Coping complaints from your online customers? Here’s what to do next.
No business is perfect. But you may find customers are very forgiving, so long as you demonstrate that what you're trying to do is build a better business.
Negative feedback is bound to happen. When you do get it, it makes all the difference if you take it as constructive criticism. Consider a negative review as a lesson on how to be better. And then, use that negativity to improve your business and your brand.
Before going into ways to handle negative feedback one of the best ways is to ensure you are getting as many positive reviews as possible so when the inevitable bad reviews show up they are not as damaging.
Whatever the feedback, it’s important to:
- Whether it’s in person, on the phone, or online, it’s important to hear what the negative complaint is. More importantly, it’s important for the customer to feel heard.
- Don’t make excuses. And don’t argue. Deflecting blame isn’t going to help you build any brand credibility, and it certainly won’t diffuse the situation.
- Acknowledge the customer’s concerns. Then offer next steps. Whether that’s an apology, a discount, or a refund, work with the customer to turn a negative encounter into a positive experience.
- Apologise and say thank you. Apologising helps a customer feel heard, but thanking them for bringing it to your attention is important too. After all, their feedback is helping you do better business.
Getting negative feedback might seem like a blow. But remember: it gives you an opportunity to learn more about your business – and, more importantly, how to improve on it.
Here’s what it really means when a customer complains:
Engagement shows your customers care
If a customer didn’t care, they wouldn’t bother engaging with you. So, in a sense, even negative engagement can be a positive sign. It may mean they expected more, but the act of engaging gives you a chance to make things right.S
See it as an opportunity to build back some trust
When a customer leaves a negative review or alerts you to a negative experience, it’s the beginning of a conversation.
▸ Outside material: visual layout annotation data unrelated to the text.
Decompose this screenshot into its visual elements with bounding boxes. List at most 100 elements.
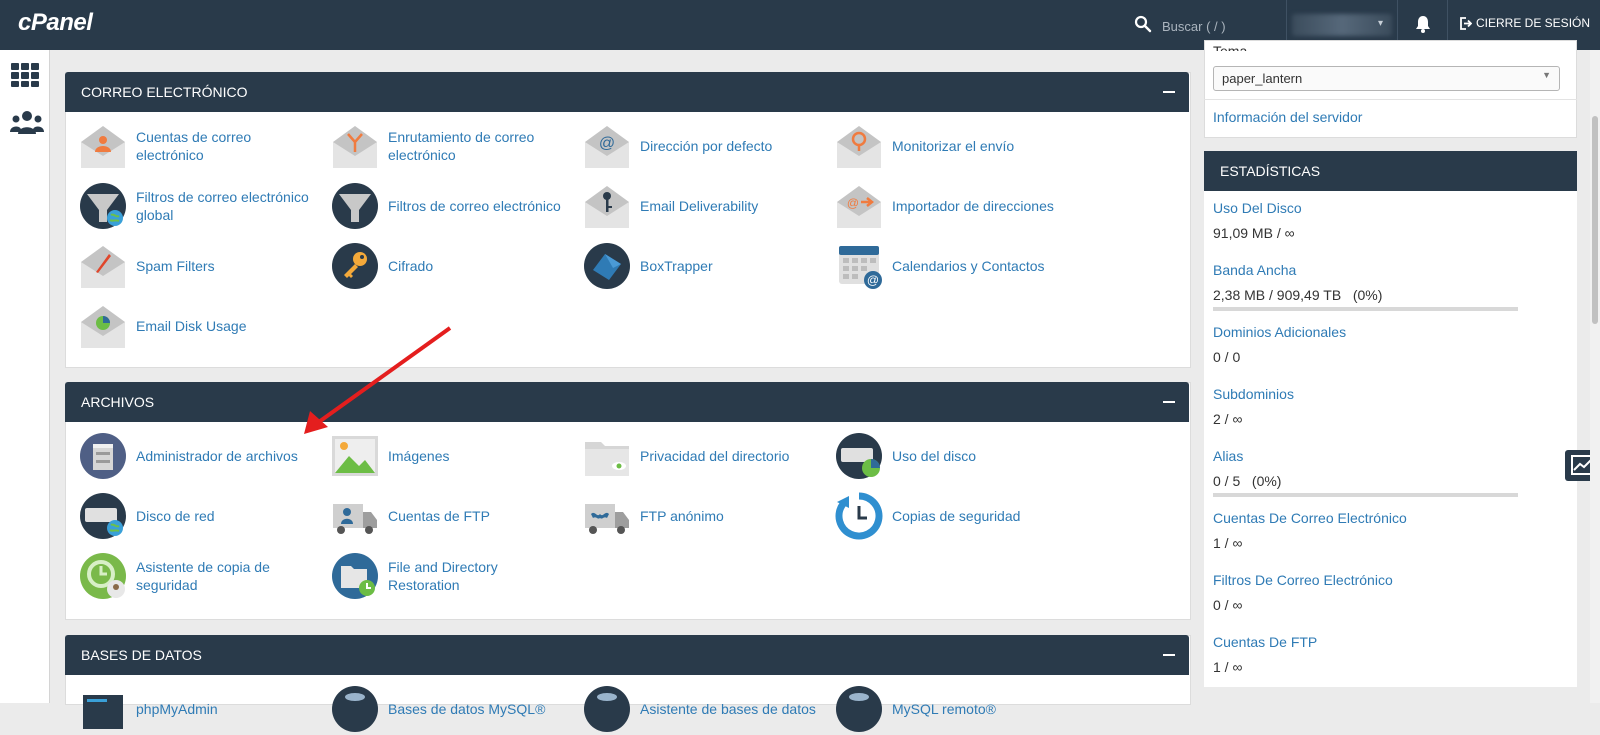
stat-name[interactable]: Subdominios [1213, 386, 1294, 402]
spam-filter-icon [81, 246, 125, 288]
server-info-link[interactable]: Información del servidor [1213, 109, 1362, 125]
stat-name[interactable]: Cuentas De FTP [1213, 634, 1317, 650]
item-label: Disco de red [136, 508, 215, 524]
default-address-link[interactable]: @ Dirección por defecto [569, 120, 817, 172]
stat-value: 1 / ∞ [1213, 535, 1243, 551]
email-filters-link[interactable]: Filtros de correo electrónico [317, 180, 565, 232]
search-icon[interactable] [1134, 15, 1152, 33]
phpmyadmin-icon [83, 695, 123, 729]
database-wizard-link[interactable]: Asistente de bases de datos [569, 683, 817, 735]
svg-text:@: @ [847, 196, 859, 210]
disk-usage-link[interactable]: Uso del disco [821, 430, 1069, 482]
calendar-icon: @ [839, 246, 882, 289]
collapse-icon[interactable] [1163, 91, 1175, 93]
encryption-link[interactable]: Cifrado [317, 240, 565, 292]
statistics-header: ESTADÍSTICAS [1204, 151, 1577, 191]
stat-value: 91,09 MB / ∞ [1213, 225, 1295, 241]
item-label: phpMyAdmin [136, 701, 218, 717]
stat-name[interactable]: Alias [1213, 448, 1243, 464]
apps-grid-icon[interactable] [10, 62, 40, 88]
user-menu-caret-icon[interactable]: ▾ [1378, 18, 1383, 29]
item-label: FTP anónimo [640, 508, 724, 524]
restoration-icon [332, 553, 378, 599]
users-icon[interactable] [10, 110, 44, 136]
notifications-bell-icon[interactable] [1413, 14, 1433, 34]
email-section-header[interactable]: CORREO ELECTRÓNICO [65, 72, 1189, 112]
stat-name[interactable]: Dominios Adicionales [1213, 324, 1346, 340]
databases-section-header[interactable]: BASES DE DATOS [65, 635, 1189, 675]
calendars-contacts-link[interactable]: @ Calendarios y Contactos [821, 240, 1069, 292]
global-filter-icon [80, 183, 126, 229]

Their very act of opening lines of communication means that they want their trust restored, and are giving you an opportunity to do so.
Current and potential customers watch your reaction
These days, when customers get angry, they’re likely to turn to social media channels. Suddenly the whole world – full of current and potential customers – can tune in to see how you handle things. If you try to deflect the blame or turn it around on the customer, it will reflect poorly on your business (even if they’re in the wrong). Those watching don’t really care who’s right – they want to see if your business can be gracious. Handled delicately, a negative situation can win hearts and minds and when the time comes to sell as it may provide a positive signal to someone looking to buy your business.
Complaints are a growth opportunity
If complaints relate to slow delivery times, it might be worthwhile to examine your logistics to find ways to tighten things up. If it’s a product malfunction, it gives you an opening to check in with your manufacturer and revisit quality control protocol. Take the complaint as a first step in doing business better.
Starbucks and Sephora, for example, have recently used customer complaints about profiling to offer across-the-board diversity training. They took negative feedback and sought out positive ways to improve their relationship with their customers. By acknowledging flaws and working to correct their customer service, each company in their own way let the public know that they are working to do better.
Don’t be afraid to be transparent about your business’ shortcomings. Use a negative review as a learning curve or teachable moment. Then, use your platform, whether it’s a sign at the cash register, or a post on social media, to acknowledge the feedback and declare how you are working to make the problem right.
No business is perfect. But you may find customers are very forgiving, so long as you show you’re trying to build a better business.